Ce dégoût de l’enflure, heureuse leçon du génie grec, nous l’avons constaté dans les romans alsaciens de M. Maurice Barrès. Nous le constaterions encore dans le petit livre sur Greco ou le secret de Tolède, ou encore dans la Colline inspirée. Je ne sais, à vrai dire, si, dans ce dernier cas, » son aigre Lorraine « a très heureusement inspiré l’auteur de Colette Baudoche. De bons juges ont regretté le temps qu’il a passé en compagnie de ces trois prêtres schismatiques, que leur mysticisme individualiste a poussés hors de l’Eglise, et dont l’histoire morale est si loin de présenter l’intérêt largement humain qui s’attache, par exemple, à la destinée spirituelle d’un Lamennais ou d’un Luther, d’un Renan, ou même d’un Loyson. S’il y a des sujets qui « portent « un écrivain, assurément ce n’est pas celui-là ; et il semble que le biographe des frères Baillard aurait pu aisément trouver, dans l’histoire religieuse de sa province natale, quelque épisode qui fût plus complètement digne de son talent. N’a-t-il donc jamais été tenté d’écrire une Vie de Jeanne d’Arc [2] ?

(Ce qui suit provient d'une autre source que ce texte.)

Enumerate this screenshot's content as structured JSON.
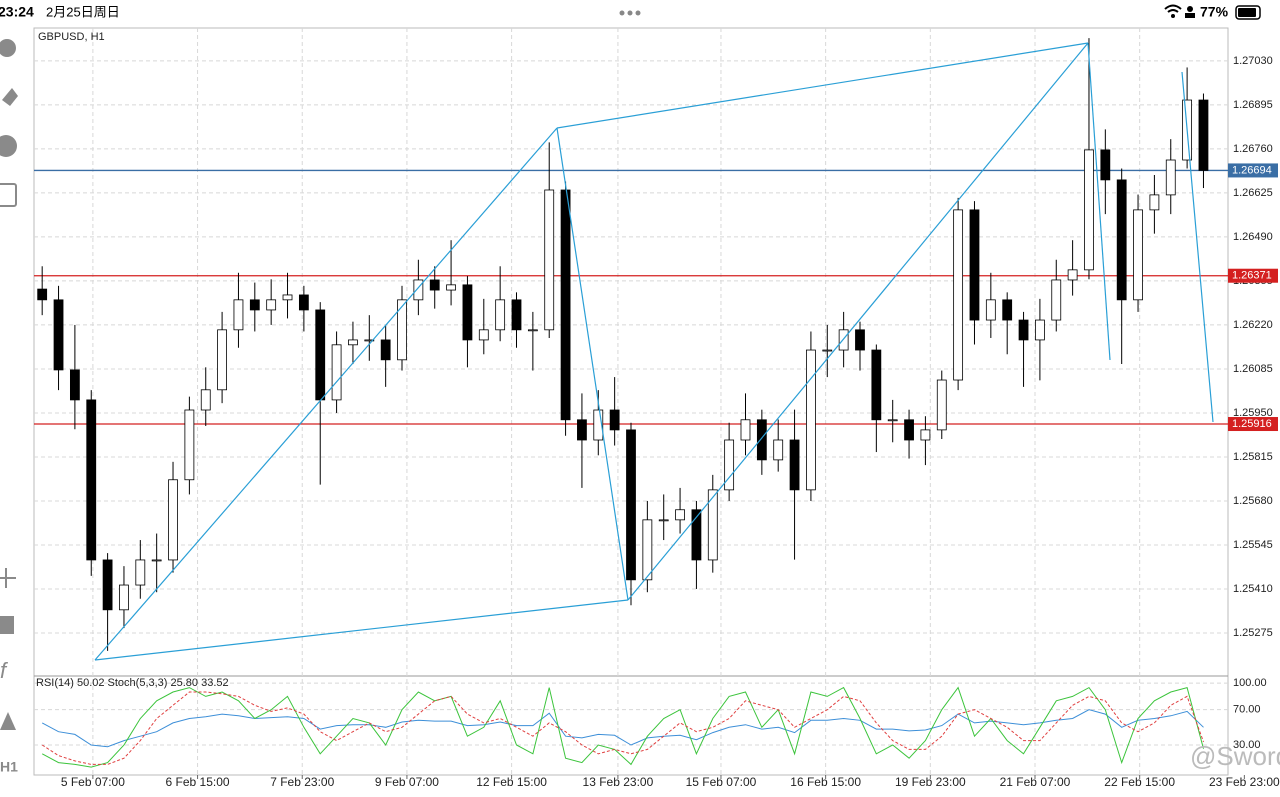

Entre temps, la vie d’action l’avait repris dans son engrenage.

  1. Le Voyage de Sparte, éd. originale Juven, p. 278-283. — D« ces déclarations, on peut rapprocher les dernières lignes de la réponse au discours de réception de M. Jean Richepin : « La règle toute seule et défendue avec superstition mène droit au formalisme stérile ; l’indépendance cultivée pour elle-même, c’est la confusion, le caprice, l’incohérence ! Heureux celui qui parvient à conquérir son équilibre entre ces tendances ennemies, qui, sans paralyser aucune de ses puissances de désir, et sans rien négliger de ses réserves héréditaires, ne fait qu’une seule âme des deux âmes qui nous sollicitent tour à tour, une seule âme, à la fois audacieuse et disciplinée. »
  2. On a recueilli en un petit volume intitulé : Autour de Jeanne d’Arc (Paris, Champion, 1916), les articles que M. Barrès a consacrés à la sainte de la patrie.